What was she doing at Rose’s practice? This didn’t seem to be a first-time meeting. So how had he missed the earlier ones leading to this level of familiarity? How had she come in touch with Rose at all?

This couldn’t be a coincidence.

But what else could it be? There was no way she could know of his connection to Rose. His Richard Graves persona—the one he’d adopted after he’d left his Cobra days behind—had been meticulously manufactured. Not even The Organization with its limitless intelligence resources had found a shred of evidence tying him to their vanished agent.

Even if she’d somehow discovered the relationship between him and Rose, their affair had ended in unequivocal finality. No thanks to his own resolve. While he’d sworn he’d never check on her, he’d weakened on another front.
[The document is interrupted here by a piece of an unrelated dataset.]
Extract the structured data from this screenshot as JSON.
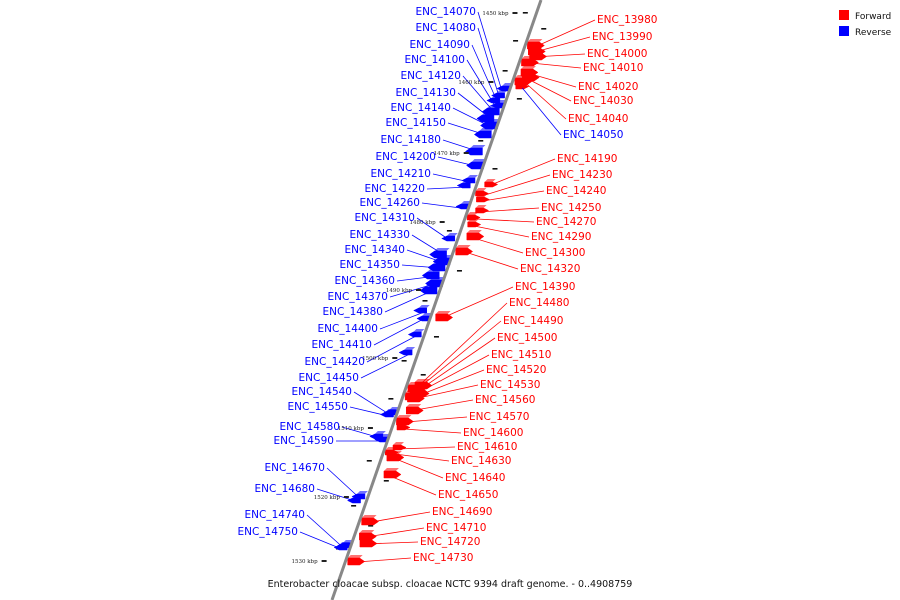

He’d left the door ajar for a year afterward, in case she’d wanted to reestablish contact. Which she hadn’t. If she’d wanted to do so now, she would have found a way to bring herself to his attention. It didn’t make sense she’d target Rose to get to him. Or did it?

He exploded to his feet, snatched his phone out and punched Murdock’s speed-dial number.

The moment the line opened, he barked, “Talk to me.”

After a moment Murdock’s deep voice was at once composed and surprised. “Sir?”

Impatience almost boiled his blood. “The woman with my sister. What was she doing with her?”